Efficiency of Sandwich Bamboo-Plywood Floor Panels with Various Core Configurations

Abstract

This paper investigates the flexural behavior of an innovative sandwich panel using bamboo as a core material and bracing plywood as faces. The panel is referred to as Bamboo Core Sandwich (BCS) panel. A finite element model, which incorporates nonlinear material modelling and nonlinear geometry, is developed to evaluate the stiffness and strength properties of the panels under one-way bending. The model is validated against published results of an experimental test conducted on GFRP sandwich panel. BCS panels with different bamboo core configurations subjected to uniformly distributed loads are modelled to obtain the optimized geometric configuration of the cores within the panel.
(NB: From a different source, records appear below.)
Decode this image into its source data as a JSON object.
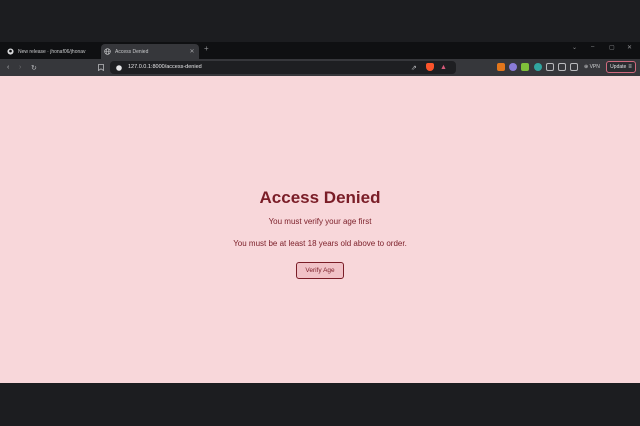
{
  "browser": {
    "tabs": [
      {
        "label": "New release · jhonaf06/jhonav",
        "active": false,
        "icon": "github-icon"
      },
      {
        "label": "Access Denied",
        "active": true,
        "icon": "globe-icon"
      }
    ],
    "new_tab_symbol": "+",
    "close_symbol": "✕",
    "address": "127.0.0.1:8000/access-denied",
    "vpn_label": "VPN",
    "update_label": "Update"
  },
  "page": {
    "heading": "Access Denied",
    "message_primary": "You must verify your age first",
    "message_secondary": "You must be at least 18 years old above to order.",
    "verify_button_label": "Verify Age"
  },
  "colors": {
    "page_background": "#f8d7da",
    "accent_text": "#7a1d27",
    "button_fill": "#f1c2c7"
  }
}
A BCS panel with dissimilar plywood faces is modelled to validate the effectiveness of thicker plywood face in compression in improving the panel stiffness and strength. Anisotropic plasticity theory is employed for the timber in compression (Hill’s criterion) and the Maximum Stress criterion to predict the failure of timber in tension. The numerical results indicate that while a higher core density within the panel increases the stiffness and the ultimate capacity, a more efficient BCS panel can be achieved using a fewer number of the bamboo cores in an efficient core configuration. It is also shown that strengthening the BCS panel with a thicker plywood skin in the compression face will enhance the stiffness and the ultimate bending capacity.